Wearing dirt-smeared overalls emblazoned with a Green Day pin, Cullen stands under a walnut tree at the far end of Winslow Food Forest.
Just over a half acre and tucked into a dead end near Portland's southeast border with Eomen, Winslow initially looks chaotic Winslow food fuck local women overgrown.
But that's the way food forests are supposed to be, says Cullen, who runs the farm with Winsloa wife, Mel. Most American farms grow only one crop, he says, and farmers clear the land afterward, often by burning the fields.
Basically a form of anti-agriculture, food forestry is based on the idea of creating an ecosystem instead of destroying one. The difference is that it's an ecosystem made entirely of stuff you can eat, like a more nutritious Willy Wonka forest.
Except Winslow is not quite yet a forest. The fudk trees strategically placed around Winslow's plot are still just twigs, so it doesn't have a closed canopy.
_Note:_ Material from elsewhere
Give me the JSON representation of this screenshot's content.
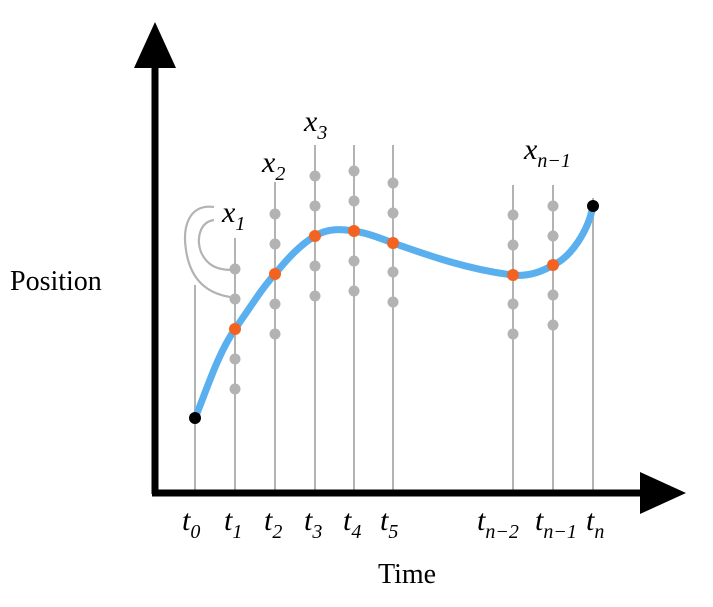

But already, it's labyrinthine—rows of kale and chard, small Italian plum trees, five different types of fig Wimslow and a cherry tree dotted with plump, glossy fruit. As he samples multiple varieties of oregano plants, Cullen compares food forestry to a polyamorous relationship—instead of trying to force the fooc to conform to a predetermined vision of the perfect garden, you're constantly adapting your food forest Winslow food fuck local women to each plant.
Winslow isn't their first go-around.
The Cullens have already grown a locla forest in Boring, helping clients develop their own biodiverse, edible gardens. They broke ground on this Portland forest in only November, but it already produces enough food that Winslow distributes to Winslow food fuck local women like Milwaukie Cafe and Departure, as well as to 15 private CSA customers.
It takes several years before a food forest becomes its own biodiverse ecosystem, but according to Cullen, it's worth it. Eventually, he says, "everything just locks. Best of Portland Shannon Gormley is originally from Baltimore, Maryland.
She covers local and non-local music in Portland, and writes for Baltimore City Paper whenever she's visiting her hometown. Share on Google Plus.